Acórdão nº 2296/17.0T8LRA.C2.S1 de Supremo Tribunal de Justiça (Portugal), 09 de Abril de 2019

Magistrado ResponsávelFERNANDO SAMÕES
Data da Resolução09 de Abril de 2019
EmissorSupremo Tribunal de Justiça (Portugal)

Processo n.º 2296/17.0T8LRA.C2.S1[1] * Acordam no Supremo Tribunal de Justiça – 1.ª Secção[2]: I. Relatório AA intentou acção declarativa, com processo comum, contra Banco BB, S.A.

, pedindo que se: a) declare que a aquisição do produto financeiro traduzido na compra de obrigação CC, ao réu, DD (actual BB S.A….), (…), adquirida na agência de ..., foi levada a efeito no pressuposto de que o produto financeiro em causa se mostrava a coberto da garantia de reembolso do capital a 100% (cem por cento); b) declare que é da responsabilidade do BANCO BB S.A. (…) o reembolso do capital reportado à aquisição por parte da autora da obrigação CC, no valor de € 50.000,00 (…); c) - condene o réu (…) a proceder ao imediato reembolso do capital de €50.000,00, acrescidos dos juros vencidos desde 11 de Outubro de 2014 sobre a obrigação CC, à taxa legal, até integral reembolso do capital, condenando ainda o réu (…) a pagar à autora quantia indemnizatória a fixar em liquidação de sentença, mas nunca inferior a €10.000,00 (…), por danos morais sofridos pela autora com o comportamento imputável ao réu BANCO BB S.A., traduzido na informação falsa prestada pela gerente de conta do Balcão de ... e que conduziu à presente situação.

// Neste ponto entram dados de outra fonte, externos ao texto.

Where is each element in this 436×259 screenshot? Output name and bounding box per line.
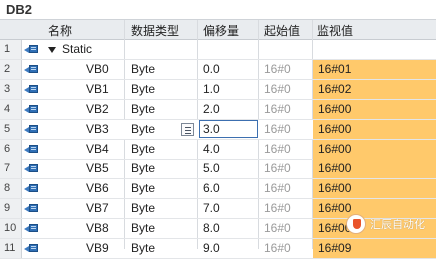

No entendimento de que o contrato é nulo: d) Julgar-se nulo o contrato de intermediação financeira celebrado entre autora e réu que deu origem à ordem de subscrição de 11.10.2004 de obrigação CC no valor de € 50 000 (…). E, e) Em consequência, condenar-se o réu BANCO BB SA., a restituir à autora o valor de €50 000 (…) acrescido de juros, à taxa legal, desde 11.10.2014 e até efectivo e integral pagamento.

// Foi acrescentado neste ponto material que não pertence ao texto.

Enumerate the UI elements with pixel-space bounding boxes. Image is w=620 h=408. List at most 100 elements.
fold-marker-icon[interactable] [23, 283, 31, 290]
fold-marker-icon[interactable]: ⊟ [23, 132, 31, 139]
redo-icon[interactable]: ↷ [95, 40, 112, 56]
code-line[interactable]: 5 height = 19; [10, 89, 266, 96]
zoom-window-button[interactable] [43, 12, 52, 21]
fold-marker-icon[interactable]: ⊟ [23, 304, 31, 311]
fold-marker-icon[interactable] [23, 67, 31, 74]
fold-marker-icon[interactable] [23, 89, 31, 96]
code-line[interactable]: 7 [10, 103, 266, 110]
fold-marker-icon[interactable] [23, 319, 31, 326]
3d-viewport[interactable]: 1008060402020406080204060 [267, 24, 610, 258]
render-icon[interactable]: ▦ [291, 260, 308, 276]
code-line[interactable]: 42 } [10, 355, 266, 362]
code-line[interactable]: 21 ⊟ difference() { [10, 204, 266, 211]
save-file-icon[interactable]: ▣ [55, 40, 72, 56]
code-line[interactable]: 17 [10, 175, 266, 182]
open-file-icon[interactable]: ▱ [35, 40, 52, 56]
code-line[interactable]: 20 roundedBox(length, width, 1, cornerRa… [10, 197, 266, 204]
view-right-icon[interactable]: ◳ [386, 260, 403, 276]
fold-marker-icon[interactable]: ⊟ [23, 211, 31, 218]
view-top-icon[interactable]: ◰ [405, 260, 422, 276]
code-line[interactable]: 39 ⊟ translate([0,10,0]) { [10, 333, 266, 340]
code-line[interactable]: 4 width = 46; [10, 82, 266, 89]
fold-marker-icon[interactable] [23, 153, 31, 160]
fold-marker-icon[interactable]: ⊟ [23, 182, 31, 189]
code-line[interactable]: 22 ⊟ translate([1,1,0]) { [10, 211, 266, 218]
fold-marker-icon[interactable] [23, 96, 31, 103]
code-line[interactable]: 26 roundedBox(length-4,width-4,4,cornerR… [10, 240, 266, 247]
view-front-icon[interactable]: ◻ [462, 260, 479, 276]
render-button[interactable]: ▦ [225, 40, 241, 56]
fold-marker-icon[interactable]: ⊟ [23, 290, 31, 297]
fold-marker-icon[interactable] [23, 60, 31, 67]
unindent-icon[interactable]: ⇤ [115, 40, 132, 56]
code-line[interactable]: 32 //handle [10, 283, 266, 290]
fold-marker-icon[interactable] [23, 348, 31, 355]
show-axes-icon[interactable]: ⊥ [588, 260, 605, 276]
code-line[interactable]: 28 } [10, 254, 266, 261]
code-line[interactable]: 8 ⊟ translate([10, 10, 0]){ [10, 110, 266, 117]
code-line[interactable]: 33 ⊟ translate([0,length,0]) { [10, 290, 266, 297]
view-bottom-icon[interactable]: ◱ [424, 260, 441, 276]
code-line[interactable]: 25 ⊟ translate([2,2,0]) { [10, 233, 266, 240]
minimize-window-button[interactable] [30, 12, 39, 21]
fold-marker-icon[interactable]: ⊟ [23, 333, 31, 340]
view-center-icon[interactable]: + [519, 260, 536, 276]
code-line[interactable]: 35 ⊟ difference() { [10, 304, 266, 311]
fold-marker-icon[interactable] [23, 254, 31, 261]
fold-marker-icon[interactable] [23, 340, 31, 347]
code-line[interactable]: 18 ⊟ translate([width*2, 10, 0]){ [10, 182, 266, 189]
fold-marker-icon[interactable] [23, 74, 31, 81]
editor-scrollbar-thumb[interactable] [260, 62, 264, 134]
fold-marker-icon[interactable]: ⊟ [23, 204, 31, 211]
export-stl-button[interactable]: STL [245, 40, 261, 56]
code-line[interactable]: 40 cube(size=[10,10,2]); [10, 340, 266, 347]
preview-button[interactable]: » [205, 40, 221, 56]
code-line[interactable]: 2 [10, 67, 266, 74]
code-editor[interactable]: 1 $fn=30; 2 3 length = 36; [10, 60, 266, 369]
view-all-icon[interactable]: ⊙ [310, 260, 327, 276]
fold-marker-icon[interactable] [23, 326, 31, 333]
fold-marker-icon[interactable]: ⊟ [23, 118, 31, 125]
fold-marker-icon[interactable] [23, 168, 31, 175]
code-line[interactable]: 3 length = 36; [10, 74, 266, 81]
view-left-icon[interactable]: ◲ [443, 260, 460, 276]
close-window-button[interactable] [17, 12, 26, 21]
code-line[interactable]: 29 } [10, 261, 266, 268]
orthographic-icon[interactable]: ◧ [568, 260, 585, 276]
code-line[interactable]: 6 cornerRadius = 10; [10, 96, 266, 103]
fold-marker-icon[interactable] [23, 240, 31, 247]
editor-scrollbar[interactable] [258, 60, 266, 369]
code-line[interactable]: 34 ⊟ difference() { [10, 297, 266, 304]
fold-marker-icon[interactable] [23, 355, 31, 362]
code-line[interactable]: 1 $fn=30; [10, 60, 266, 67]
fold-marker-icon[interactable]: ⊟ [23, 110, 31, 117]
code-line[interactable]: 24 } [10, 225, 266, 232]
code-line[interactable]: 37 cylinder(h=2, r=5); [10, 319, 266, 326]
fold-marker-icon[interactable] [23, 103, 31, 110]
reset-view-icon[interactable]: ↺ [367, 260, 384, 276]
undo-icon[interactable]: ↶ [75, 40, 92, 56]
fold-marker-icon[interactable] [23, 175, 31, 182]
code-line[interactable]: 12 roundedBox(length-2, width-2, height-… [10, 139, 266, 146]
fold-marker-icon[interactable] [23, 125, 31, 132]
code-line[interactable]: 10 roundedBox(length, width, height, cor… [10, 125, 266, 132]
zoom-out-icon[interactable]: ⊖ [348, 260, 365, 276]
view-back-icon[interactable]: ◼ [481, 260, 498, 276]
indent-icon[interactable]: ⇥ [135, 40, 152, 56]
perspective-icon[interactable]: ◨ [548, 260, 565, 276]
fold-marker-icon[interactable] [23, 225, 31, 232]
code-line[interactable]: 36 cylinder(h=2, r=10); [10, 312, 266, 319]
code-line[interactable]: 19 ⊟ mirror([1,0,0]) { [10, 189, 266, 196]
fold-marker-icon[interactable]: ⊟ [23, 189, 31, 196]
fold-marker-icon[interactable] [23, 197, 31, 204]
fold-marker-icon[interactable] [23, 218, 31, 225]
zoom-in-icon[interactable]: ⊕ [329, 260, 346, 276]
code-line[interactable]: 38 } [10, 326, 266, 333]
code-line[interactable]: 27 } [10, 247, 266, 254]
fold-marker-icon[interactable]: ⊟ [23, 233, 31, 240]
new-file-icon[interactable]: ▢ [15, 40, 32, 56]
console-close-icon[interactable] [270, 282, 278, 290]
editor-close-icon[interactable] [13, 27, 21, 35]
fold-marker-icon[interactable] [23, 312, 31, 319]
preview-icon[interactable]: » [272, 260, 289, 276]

Para tanto, alegou, em síntese: Em Setembro de 2004, a autora dirigiu-se ao Balcão do DD, agência de ..., com vista a proceder a um depósito a prazo, no montante de €50.000,00 (cinquenta mil euros).

Aí chegada, foi recebida “pelo gerente do DD, ...”, que, ao inteirar-se das intenções daquela, logo lhe propôs que, ao invés de fazer o depósito a prazo a que se propunha, adquirisse um produto financeiro que tinha as mesmas garantias e segurança de um depósito a prazo, mas que lhe daria um maior rendimento.

“Para tal efeito e porque o valor de aquisição do referido produto tinha como limite mínimo de aplicação, €50.000,00 (…), a autora poderia adquirir uma obrigação CC, naquele preciso valor, e assim obteria o referido produto, que lhe traria um melhor rendimento e que tinha o reembolso do capital garantido pelo DD.” Perante o que lhe estava a ser proposto (maior rendimento na aplicação do seu dinheiro) e dadas as garantias que lhe estavam a ser dadas (segurança do produto como se fosse um depósito a prazo), a autora anuiu a tal proposta e aceitou adquirir tal produto.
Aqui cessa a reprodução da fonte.